Buried alive. What a horrible way to die. I’d often imagined myself being torn apart by some primal Æthyric demon, or poisoned after testing a bad batch of medicinals—maybe even shot down while fleeing an FBI agent, come to collect me for my parent’s heinous crimes.
But not this.
Not half-blind and suffocating in a whirlpool of mud.
Something pressed against my side. The steady vibration of the quaking ground was punctuated by three stronger thuds that reverberated through the metal dinosaur like a struck gong. It was Lon, kicking at it. On the fourth kick, the pressure lifted from my pinned leg. I yanked. Lon yanked. My knee found purchase on a tree root beneath the sinking ground, and I climbed, grasping fistfuls of wet grass above my head.
Lon grabbed the back of my jacket and hoisted me as I scrabbled to heave myself aboveground. My hip had barely cleared the unnatural sinkhole when I felt myself being sucked back down again. I wedged my fingers inside an expanding crevice. My jacket and shirt nearly slid over my head as Lon strained and yanked me forward.
“Up!” he yelled, not giving me a moment to rest.
Pain shot through my leg when I tried to stand. The earth shook and I wavered on my feet.
“Move—go!”
Lon gripped my waist and tugged me along. I faltered, then limped, then jogged, ignoring the pain. It only took me a few seconds to run without aid. We sloshed over the rumbling mud, outrunning the earthquake.
The fence was only a few yards away. Lon glanced back at the advancing fissure. “Climb,” he instructed, securing the mudied silver tube inside his jacket.

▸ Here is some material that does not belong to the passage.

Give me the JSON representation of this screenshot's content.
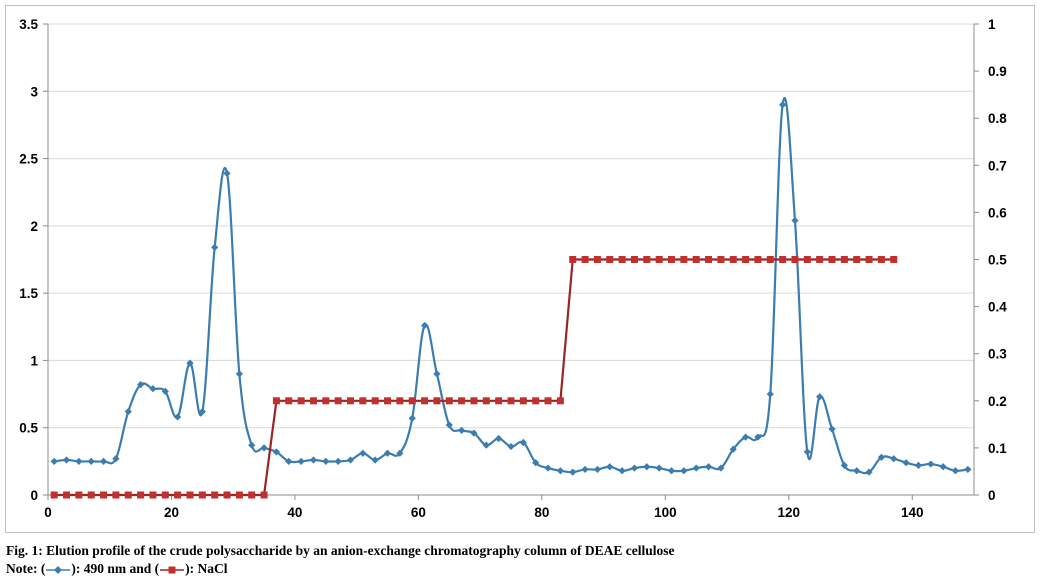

No trash can on this side, so he boosted me up with his hands splayed across my ass. Under better circumstances, I might’ve appreciated this more, but it was all I could do to pull myself up and over the damn fence, even with his help.
Lon started climbing before I’d finished, pressuring me to drop. He slipped by my side and jumped down, then reached up to help me.
“Oww!” I cried out in pain. The leg of my jeans was torn and stuck on the fence.
The ground shook with crashing trees. The fissure was a few feet away. I twisted to jerk at my caught pant leg, grunted and tugged. The denim ripped, I fell into Lon’s arms, and we tumbled, knocking over the trash can as we crashed to the ground.
Lon groaned as we untangled and pushed ourselves back to our feet, preparing to run again. Then everything went silent. No quaking. No sounds of destruction.
“It stopped!”
I glanced back at the park. The fence was still standing. A couple of aftershocks made us both jump, but when we were sure that it was really over, I warily peered through the chain link. Sure enough, the craggy fissures had crept all the way to the fence, then inexplicably halted. The entire property looked like it had been nuked and then swallowed by the earth. Nothing was standing but the brick entry building and the fence; the courses were just a mass of crumbled obstacles and fallen trees.
We surveyed the decimated land for a long moment, both of us breathing heavily. I squeezed my eyes shut, then reopened them, hoping to find everything restored. Maybe it was magick, like the cannery. That had been an illusion—the bugs had disappeared; they weren’t real. This was.